La famiglia, i valori condivisi, le amicizie, l’amore, il tempo libero, il lavoro sono tutti momenti essenziali, che dovrebbero contribuire a creare le condizioni di un rapporto sereno di sé con se stessi.
Ma, non sempre è così.
Non è un caso se, nella società odierna, tende a crescere il disagio psichico, che poi sfocia in comportamenti molto pericolosi: dalla dipendenza dal gioco a quella dall’alcool, dall’uso delle droghe ad atteggiamenti di violenza manifesta.
È chiaro che tutti gli operatori, che possono intervenire in una simile condizione, dai medici agli assistenti sociali, si trovano di fronte ad un mare magnum, per cui è ineluttabile che chi vive una siffatta difficoltà viene ad essere, sovente, in condizione di isolamento, che certo non aiuta a risolvere il problema.
Si dirà che la società dei consumi è malata e che, molto spesso, gli uomini di qualsiasi ceto vengono a trovarsi in uno status di solitudine, finanche quando si trovano circondati da decine di volti amici e di operatori professionali.
È, questo, invero un aspetto del vero, ma non l’unico.
La società odierna è, per sua definizione, ansiogena perché crea stimoli addirittura in eccesso, che poi mettono in discussione la stessa idoneità della persona nell’affrontare le difficoltà della dimensione quotidiana.
Eppure, non si può tornare indietro: non si può, di certo, ricostruire il vecchio mondo contadino, quello nel quale i ritmi ed i tempi di vita erano ben diversi da quelli odierni.

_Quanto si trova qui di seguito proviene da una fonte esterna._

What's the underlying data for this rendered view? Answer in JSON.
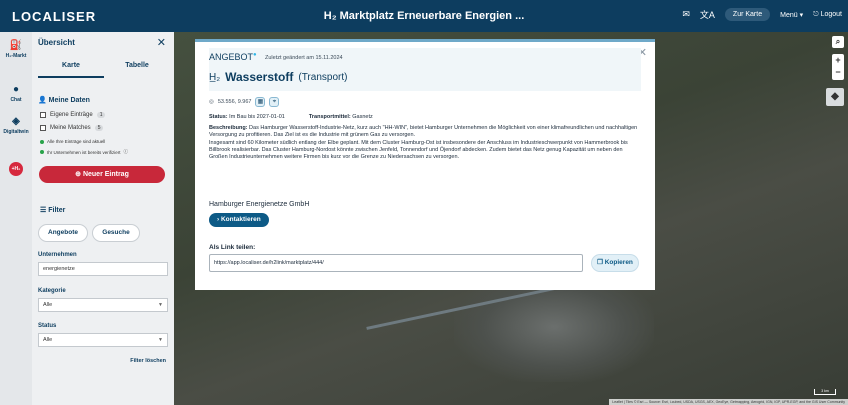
{
  "app": {
    "logo": "LOCALISER",
    "title": "H₂ Marktplatz Erneuerbare Energien ...",
    "actions": {
      "view_toggle": "Zur Karte",
      "menu": "Menü ▾",
      "logout": "Logout",
      "mail_icon": "mail-icon",
      "translate_icon": "translate-icon",
      "logout_icon": "logout-icon"
    }
  },
  "rail": {
    "items": [
      {
        "label": "H₂-Markt",
        "icon": "tank-icon"
      },
      {
        "label": "Chat",
        "icon": "chat-icon"
      },
      {
        "label": "Digitaltwin",
        "icon": "layers-icon"
      }
    ],
    "h2_badge": "+H₂"
  },
  "panel": {
    "title": "Übersicht",
    "tabs": [
      "Karte",
      "Tabelle"
    ],
    "my_data": {
      "title": "Meine Daten",
      "own_entries": {
        "label": "Eigene Einträge",
        "count": "1"
      },
      "my_matches": {
        "label": "Meine Matches",
        "count": "5"
      },
      "note_1": "Alle Ihre Einträge sind aktuell",
      "note_2": "Ihr Unternehmen ist bereits verifiziert"
    },
    "new_entry": "Neuer Eintrag",
    "filter": {
      "title": "Filter",
      "segments": [
        "Angebote",
        "Gesuche"
      ],
      "company_label": "Unternehmen",
      "company_value": "energienetze",
      "category_label": "Kategorie",
      "category_value": "Alle",
      "status_label": "Status",
      "status_value": "Alle",
      "reset": "Filter löschen"
    }
  },
  "map": {
    "zoom_in": "+",
    "zoom_out": "−",
    "scale": "3 km",
    "attribution": "Leaflet | Tiles © Esri — Source: Esri, i-cubed, USDA, USGS, AEX, GeoEye, Getmapping, Aerogrid, IGN, IGP, UPR-EGP, and the GIS User Community"
  },
  "modal": {
    "badge": "ANGEBOT",
    "updated": "Zuletzt geändert am 15.11.2024",
    "title": "Wasserstoff",
    "subtitle": "(Transport)",
    "coords": "53.556, 9.967",
    "status_label": "Status:",
    "status_value": "Im Bau bis 2027-01-01",
    "transport_label": "Transportmittel:",
    "transport_value": "Gasnetz",
    "desc_label": "Beschreibung:",
    "desc_p1": "Das Hamburger Wasserstoff-Industrie-Netz, kurz auch \"HH-WIN\", bietet Hamburger Unternehmen die Möglichkeit von einer klimafreundlichen und nachhaltigen Versorgung zu profitieren. Das Ziel ist es die Industrie mit grünem Gas zu versorgen.",
    "desc_p2": "Insgesamt sind 60 Kilometer südlich entlang der Elbe geplant. Mit dem Cluster Hamburg-Ost ist insbesondere der Anschluss im Industrieschwerpunkt von Hammerbrook bis Billbrook realisierbar. Das Cluster Hamburg-Nordost könnte zwischen Jenfeld, Tonnendorf und Öjendorf abdecken. Zudem bietet das Netz genug Kapazität um neben den Großen Industrieunternehmen weitere Firmen bis kurz vor die Grenze zu Niedersachsen zu versorgen.",
    "company": "Hamburger Energienetze GmbH",
    "contact": "Kontaktieren",
    "link_label": "Als Link teilen:",
    "link_value": "https://app.localiser.de/h2link/marktplatz/444/",
    "copy": "Kopieren"
  }
}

Ma, è ovvio che dal cul de sac bisogna, pure, uscire: non si può immaginare un consesso sociale, nel quale sono in aumento le persone che usano psicofarmaci o che, in molti casi, realizzano gesti estremi, mettendo in serio pericolo la propria vita e quella dei propri cari, che amorevolmente tentano di guarire il loro male, che è quello del secolo.
La psicoanalisi e le varie pratiche psicoterapeutiche hanno fatto passi in avanti, invero, notevoli: d’altronde, il Novecento, anche in letteratura, è stato il secolo della scoperta dell’inconscio e di tutte le problematiche che ne sono derivate, quando l’Uomo ha preso atto della finitudine della ragione e della presenza di una dimensione tanto vasta, quanto – per certi aspetti – inquietante.
Di quella dimensione inconscia bisogna prendersi cura, per evitare che si abbassi notevolmente il livello di qualità della vita, che rimane pur sempre unica ed irripetibile in forme mondane, sia per i credenti che per i laici.
Ma, sarà l’Uomo capace di riscattarsi e di promuovere in modo stringente l’innalzamento degli standard di benessere, che gli sono connaturati?
O, forse, ci abitueremo alla malattia, per cui il patologico - tenuto sotto controllo - sembrerà una normalità appena accettabile?